Analyses were also performed according to donor/recipient (D/R) serological status (i.e., D−/R−, D+/R−, D−/R+, or D+/R+). Cox’s proportional hazards model was used to analyze risk factors for CMV disease, rejection, and mortality. Cox’s model was used to compute relative risk and 95% confidence intervals. The cumulative dose of steroids and number of steroid recycles were incorporated into the Cox’s model as time-dependent covariates. Also incorporated as time-dependent covariates were the incidences of rejection and CMV disease.

Results

Patient population

During the study period, 41 children received 44 intestinal transplants at our center. There were 10 isolated SB, 27 L-SB, and 7 multivisceral transplants. Five patients also received a concomitant donor bone marrow infusion, and 20 received an allograft colon; these latter sets of patients were distributed among all three recipient cohorts. There were 19 males and 22 females with ages ranging between 0.5 and 18.1 years (mean, 4.2 years).

CMV infection and disease

The incidence and recurrence rate of CMV disease, according to D/R CMV serostatus of the patients, are shown in table 1. CMV disease occurred in 10 (24%) of the 41 children. None of the 15 patients in the D−/R− cohort developed CMV infection or disease. In contrast, 3 of 8 D+/R−, 3 of 9 D+/R+, and 4 of 9 D−/R+ patients developed CMV disease, resulting in a combined incidence for these three cohorts of 10 of 26 (38%). CMV disease was initially seen a median of 53.5 days (range, 9–121 days) posttransplantation, while the second episode occurred a median of 225 days (range, 85–1,350 days) following transplantation.

Table 1
Incidence, recurrence rate, and outcome of cytomegalovirus disease in pediatric intestinal transplant recipients, according to donor/recipient serostatus.

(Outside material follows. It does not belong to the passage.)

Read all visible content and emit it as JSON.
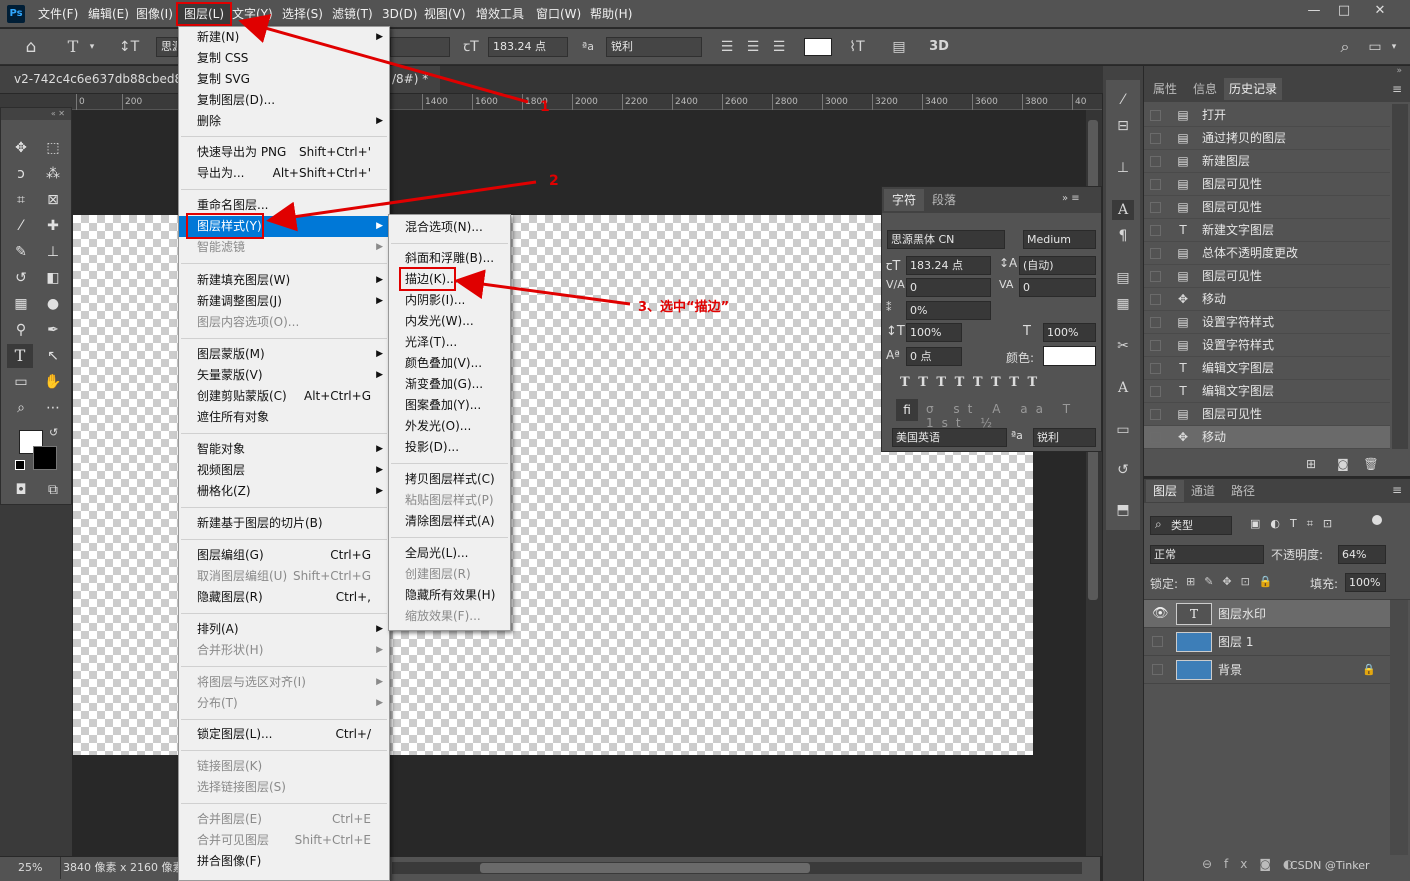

The intestinal allograft was affected in 90% of patients who developed CMV disease and in 11 (69%) of the 16 episodes of CMV disease. The diagnosis of CMV in the intestinal allograft was based on histology in 10 instances and isolation of CMV from a gastric biopsy specimen in the remaining episodes. CMV also invaded the native stomach, duodenum, and colon in 20% of children with CMV disease, although this occurred only in D+/R− children.

The distribution of CMV disease by site of involvement was as follows: intestinal allograft enteritis (10), allograft gastritis (1), native gastroduodenitis (2), native colitis (2), and pneumonitis (3). CMV hepatitis was not seen, even though the liver was part of the composite allograft in 73% of these patients. The three episodes of pneumonitis were relatively mild and did not result in major changes in the clinical status of the patients.

Recurrent CMV disease was observed in 5 of the 10 patients with symptomatic CMV: 4 patients had 2 episodes and 1 patient had 3 episodes. Three episodes of recurrent CMV disease occurred in the gastrointestinal tract. Of the two remaining recurrences, one consisted of a febrile illness associated with a positive buffy coat culture for CMV and the other involved the lung. Persistent CMV disease occurred in 2 patients (including 1 of the 5 patients with recurrent disease), who were in the D+/R− subgroup; resolution of disease occurred for both patients after 7 months of therapy.

Asymptomatic CMV infection occurred in 1 D+/R+ and 2 D−/R+ recipients who had previously had 1 episode each of CMV disease.

Because the cohort of 15 D−/R− intestinal transplantation recipients had no CMV infection or disease, subsequent analysis of CMV disease was restricted to the 26 at-risk children who either were seropositive pretransplantation or had a seropositive donor (D+/R−, D−/R+, or D+/R+). The episodes of CMV disease among the 26 at-risk children were distributed among allograft types as follows: SB, 3 of 4; L-SB, 5 of 19; and multivisceral, 2 of 3. Although determination of differences in the incidence of CMV disease between allograft types is limited by the small number of transplant recipients, a trend toward a lower incidence of CMV disease occurred among L-SB recipients (5 of 19), in comparison with recipients of an isolated SB (3 of 4) (P = .103, Fisher’s exact test). No relationship was found between age, donor sex, or recipient sex and the occurrence of CMV disease.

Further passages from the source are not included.